Mit der zusätzlichen Zeit, die mir zur Verfügung stand, lief ich einen Solo-Marathon, startete einen Podcast und trat in der dritten Serie von Netflixs Sex Education auf. Nichts davon wäre geschehen, wenn ich mich dafür entschieden hätte, die Zeit damit zu verbringen, mich in Selbstmitleid darüber zu suhlen, wie hart das Leben geworden ist. Für mich gab es viel zu viele „Haben“, um für diese Art von Einstellung zu feiern!
Als ich mein Gespräch mit Kelda Wood fortsetzte, war ich neugierig zu sehen, ob sie immer noch auf die Lehren aus ihrer Atlantik-Erfahrung zurückgreift.

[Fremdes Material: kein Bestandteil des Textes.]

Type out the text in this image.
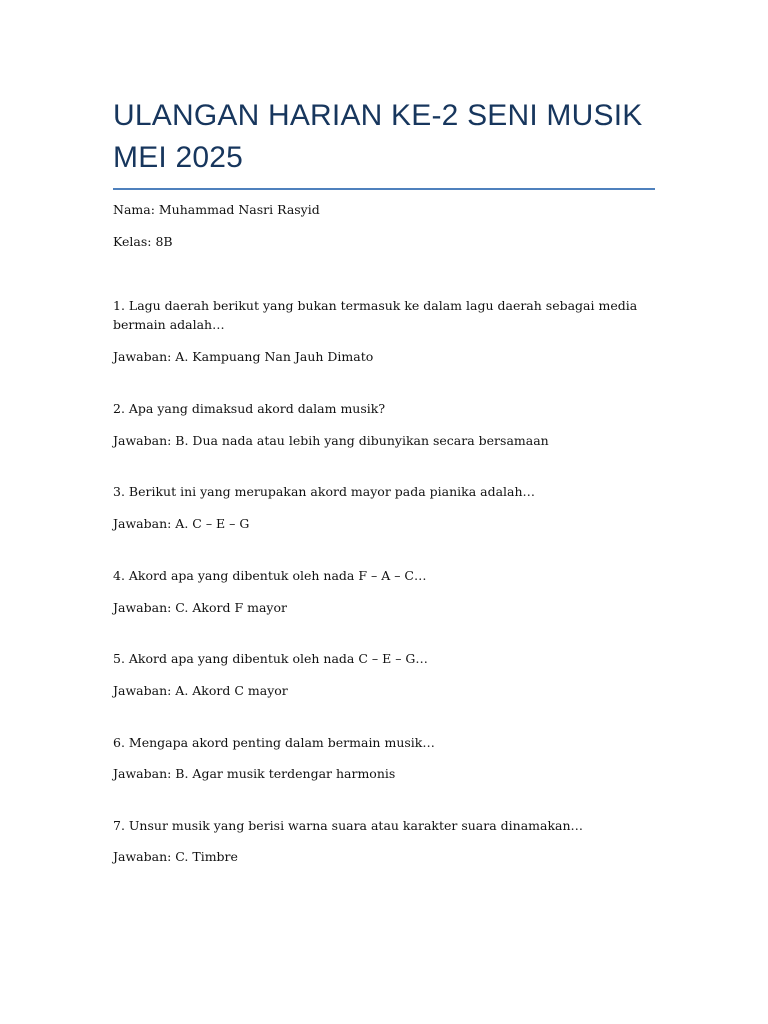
ULANGAN HARIAN KE-2 SENI MUSIK
MEI 2025

Nama: Muhammad Nasri Rasyid

Kelas: 8B

1. Lagu daerah berikut yang bukan termasuk ke dalam lagu daerah sebagai media bermain adalah…

Jawaban: A. Kampuang Nan Jauh Dimato

2. Apa yang dimaksud akord dalam musik?

Jawaban: B. Dua nada atau lebih yang dibunyikan secara bersamaan

3. Berikut ini yang merupakan akord mayor pada pianika adalah…

Jawaban: A. C – E – G

4. Akord apa yang dibentuk oleh nada F – A – C…

Jawaban: C. Akord F mayor

5. Akord apa yang dibentuk oleh nada C – E – G…

Jawaban: A. Akord C mayor

6. Mengapa akord penting dalam bermain musik…

Jawaban: B. Agar musik terdengar harmonis

7. Unsur musik yang berisi warna suara atau karakter suara dinamakan…

Jawaban: C. Timbre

„Manchmal muss man einfach weitermachen und die Dinge einfach durchstehen – Das war besonders relevant, als bei mir Anfang dieses Jahres Brustkrebs diagnostiziert wurde. The Atlantic hat mir beigebracht, dass es manchmal keine Abkürzungen oder einfachen Antworten gibt, man muss einfach seine bekommen Kopf runter, weitermachen und Sachen durchstehen.“
Keldas mentale Belastbarkeit stellt meine bei weitem in den Schatten, aber ich hoffe, dass diese Beispiele zeigen, wie wertvoll der Sport sein kann, um uns Lebenslektionen zu erteilen. Theoretisch sollte Sport in einer völlig anderen Sphäre als unser normales Leben existieren, aber die Realität ist, dass sie immens miteinander verflochten sind, wie wir als Individuen funktionieren. Zu dieser Erkenntnis zu kommen, verändert meine Sicht auf das Segeln, die Art und Weise, wie ich Sport sehe, und ich hoffe, dass andere durch das Teilen dieser Lektion lernen können, mit den Herausforderungen von Covid effektiver umzugehen.